Une sélection de définitions, Oxford English Dictionary

Forte connexion ou affinité de nature ; relation intime.
Condition d’être ou non susceptible de se produire dans l’avenir ; incertitude d’occurrence ou d’incidence.
Arrivée ou occurrence d’une chose non pré-ordonnée ; hasard, caractère fortuit.
Condition d’être libre de toute nécessité prédéterminée en ce qui concerne l’existence ou l’action ; par suite, le fait d’être ouvert au jeu du hasard ou du libre-arbitre.
Qualité ou condition d’être soumis au hasard et au changement, ou d’être à la merci d’accidents.
Occurrence fortuite ; événement dont l’occurrence ne pouvaitêtre ou n’a pas été prévue ; accident, victime.
Conjoncture sans motif apparent d’événements ; situation.

(et al.)


En avril dernier, Bradin Cormack m’a contacté pour me demander si j’accepterais de me rendre à l’Université de Chicago pour faire une lecture et une conférence, et j’ai accepté avec plaisir. Je crois que c’était en juillet que l’on m’a demandé de donner le titre de ma conférence et j’ai proposé, dans l’urgence, quelque chose comme « Poésie et contingence », sans avoir pourtant encore une approche précise en tête. Les événements et les images du 11 septembre étaient encore très présents, et la rhétorique menaçante du gouvernement évoquant un châtiment aux allures de croisade était préoccupante. C’était l’époque des attaques contre Al-Qaida et les Talibans (et tous les innocents qui avaient le malheur d’être alentour) en Afghanistan, et nos promesses d’aide au peuple afghan pour la reconstruction n’avaient pas encore été rompues. Il était déjà clair, compte tenu de la grandiloquente rhétorique ultranationaliste de Bush, Rumsfeld, Cheney, Wolfowitz et Robert Kegan, que les lois et les relations internationales ainsi que les valeurs nationales autrefois considérées comme essentielles à la probité morale de la République étaient sur le point d’être assiégées au nom de cette même probité. La raison elle-même, pauvre reste de la pensée des Lumières, était assiégée. La communauté poétique, à supposer qu’elle soit évoquée, fut initialement condamnée pour ne pas avoir accordé sa pleine attention à la production de vers élégiaques et édifiants après la destruction des tours jumelles. Lorsque nos poètes publics désignés obtempérèrent consciencieusement, ce fut pour produire des vers qu’on pouvait charitablement qualifier de lamentables et, étrangement, de tentatives d’autoglorification.

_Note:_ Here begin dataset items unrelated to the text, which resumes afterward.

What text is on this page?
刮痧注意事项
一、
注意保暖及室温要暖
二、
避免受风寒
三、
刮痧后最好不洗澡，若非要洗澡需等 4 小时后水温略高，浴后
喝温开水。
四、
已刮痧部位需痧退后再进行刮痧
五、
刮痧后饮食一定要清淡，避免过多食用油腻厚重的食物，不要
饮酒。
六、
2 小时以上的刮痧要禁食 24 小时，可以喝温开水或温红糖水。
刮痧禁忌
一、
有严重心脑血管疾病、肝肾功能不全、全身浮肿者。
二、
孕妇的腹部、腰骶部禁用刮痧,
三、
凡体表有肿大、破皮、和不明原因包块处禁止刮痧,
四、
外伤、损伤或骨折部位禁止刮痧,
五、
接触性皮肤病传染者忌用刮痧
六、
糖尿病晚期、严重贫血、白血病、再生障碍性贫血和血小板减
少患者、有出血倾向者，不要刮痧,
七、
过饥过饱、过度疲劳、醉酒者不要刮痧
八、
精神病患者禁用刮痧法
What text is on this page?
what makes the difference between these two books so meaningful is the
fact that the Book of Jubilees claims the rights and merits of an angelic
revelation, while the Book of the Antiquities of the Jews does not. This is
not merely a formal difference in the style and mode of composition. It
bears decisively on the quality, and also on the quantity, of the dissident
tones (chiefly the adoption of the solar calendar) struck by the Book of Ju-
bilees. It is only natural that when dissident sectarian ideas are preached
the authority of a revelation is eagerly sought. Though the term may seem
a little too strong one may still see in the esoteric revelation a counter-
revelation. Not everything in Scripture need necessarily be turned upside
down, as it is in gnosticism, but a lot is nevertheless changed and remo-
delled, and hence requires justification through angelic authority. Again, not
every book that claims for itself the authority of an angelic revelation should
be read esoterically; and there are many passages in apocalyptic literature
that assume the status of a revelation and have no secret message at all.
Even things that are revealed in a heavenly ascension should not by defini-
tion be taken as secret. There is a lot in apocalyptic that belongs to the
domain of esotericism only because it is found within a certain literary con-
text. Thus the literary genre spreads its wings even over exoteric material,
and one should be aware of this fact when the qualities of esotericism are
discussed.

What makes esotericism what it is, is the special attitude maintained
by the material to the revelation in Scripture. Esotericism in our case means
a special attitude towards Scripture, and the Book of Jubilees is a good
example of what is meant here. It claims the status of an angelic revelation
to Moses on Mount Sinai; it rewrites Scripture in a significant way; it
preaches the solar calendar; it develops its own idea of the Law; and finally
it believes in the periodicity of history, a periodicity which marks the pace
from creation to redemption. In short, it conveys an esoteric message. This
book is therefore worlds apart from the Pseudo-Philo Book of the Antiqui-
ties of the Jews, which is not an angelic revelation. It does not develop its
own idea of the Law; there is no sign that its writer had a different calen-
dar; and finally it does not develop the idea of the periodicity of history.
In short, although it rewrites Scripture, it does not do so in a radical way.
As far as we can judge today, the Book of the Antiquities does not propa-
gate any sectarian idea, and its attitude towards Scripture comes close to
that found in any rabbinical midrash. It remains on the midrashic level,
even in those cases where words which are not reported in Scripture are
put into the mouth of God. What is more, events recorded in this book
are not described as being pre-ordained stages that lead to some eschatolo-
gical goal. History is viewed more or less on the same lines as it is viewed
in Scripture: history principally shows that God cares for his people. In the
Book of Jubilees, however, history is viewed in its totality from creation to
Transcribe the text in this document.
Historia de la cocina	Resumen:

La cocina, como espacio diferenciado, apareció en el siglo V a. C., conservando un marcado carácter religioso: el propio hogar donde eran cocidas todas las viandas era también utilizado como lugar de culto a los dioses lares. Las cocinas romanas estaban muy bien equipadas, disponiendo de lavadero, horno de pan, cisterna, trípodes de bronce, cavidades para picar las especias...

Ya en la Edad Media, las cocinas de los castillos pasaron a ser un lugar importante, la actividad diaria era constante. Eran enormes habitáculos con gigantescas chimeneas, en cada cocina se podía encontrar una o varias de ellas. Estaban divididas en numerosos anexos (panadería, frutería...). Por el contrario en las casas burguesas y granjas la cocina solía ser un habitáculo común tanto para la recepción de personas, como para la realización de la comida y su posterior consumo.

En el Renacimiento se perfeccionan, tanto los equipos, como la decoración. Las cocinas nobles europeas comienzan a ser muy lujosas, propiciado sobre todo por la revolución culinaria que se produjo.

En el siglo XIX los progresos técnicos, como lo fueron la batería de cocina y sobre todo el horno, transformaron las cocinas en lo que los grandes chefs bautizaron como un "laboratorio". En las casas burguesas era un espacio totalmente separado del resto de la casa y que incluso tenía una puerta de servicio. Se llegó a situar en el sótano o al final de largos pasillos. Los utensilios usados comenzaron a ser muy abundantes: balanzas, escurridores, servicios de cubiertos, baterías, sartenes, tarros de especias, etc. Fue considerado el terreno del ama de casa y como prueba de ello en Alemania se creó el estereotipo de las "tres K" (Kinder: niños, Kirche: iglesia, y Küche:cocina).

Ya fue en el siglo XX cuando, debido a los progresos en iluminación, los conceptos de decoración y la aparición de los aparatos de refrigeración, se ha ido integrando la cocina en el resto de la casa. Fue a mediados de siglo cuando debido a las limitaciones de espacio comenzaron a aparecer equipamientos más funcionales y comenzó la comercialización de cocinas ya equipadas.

Et, bien sûr, les choses avaient commencé, déjà à ce moment-là, à s’accélérer de telle manière qu’il semblait impossible de trouver un quelconque point fixe d’où évaluer la situation. Toutes les informations factuelles et les déclarations d’intention étaient sujettes à des révisions instantanées dès qu’elles se révélaient intenables. Dès lors, la responsabilité face à la langue et à la mémoire devenait impraticable. Un pur flux. Nous étions soudain en guerre non seulement contre le Terrorisme, où qu’il rôde, mais contre la Terre et ses ressources, le Bill of Rights (les dix premiers amendements à la Constitution, garants des libertés essentielles), les pauvres, les impies et, bien sûr, le discours lui-même. Et, l’accélération étant désormais au centre de la culture, notre blitzkrieg découvre aujourd’hui nos troupes à quelques kilomètres de Bagdad. Et quand je m’adresserai à vous, qui sait ?

Et je me hâte d’ajouter que cette conférence reflètera ce flux : assemblage de fragments, amoncelés peut-être face aux ruines. Sans théorie, sans argument à proprement parler, seulement ce savoir hésitant, ce savoir de rien, que l’expérience incertaine et pourtant réelle de la poésie offre. La poésie, qui inclut le non-dit. En un moment intemporel de pensée barbare. Sur ce qui est et ce qui revient ; sur la mémoire et l’oubli. Car je pense que nous sommes d’accord pour dire que nous nous trouvons en un temps très étrange, qui nous rappelle pourtant aussi un temps malheureusement bien trop familier. Il se trouve que la poésie a quelque chose à dire sur toutes ces choses, sur l’« étrange », le « familier », et bien sûr, le « temps ».

Comme je commençai à réfléchir à mon titre, des problèmes apparurent rapidement, comme en témoignent les définitions données plus haut. La contingence, le mot, semblerait être à la fois lui-même et un autre, ou son autre. Il semble tout à la fois lier et libérer, conjoindre et fracturer, ouvrir à la chance et river aux circonstances. Au fur et à mesure qu’il livre ses sens, il s’excède et se sape lui-même, simultanément. Comme tout mot dans un poème, lorsqu’on l’examine attentivement il devient plus étrange plutôt que plus familier. Et il pointe à la fois en avant et en arrière dans le temps, et vers un présent instable. On reviendra sur ce point. Tant de choses dépendent du regard, de l’attention, mais aussi du hasard de ce qui peut se trouver là : une brouette rouge, un parterre de phlox. Contingent, dépendant. Il y a deux semaines sur l’autoroute j’ai échappé de quelques centimètres à une mort probable et dénuée de sens, et ma femme également, une semaine auparavant.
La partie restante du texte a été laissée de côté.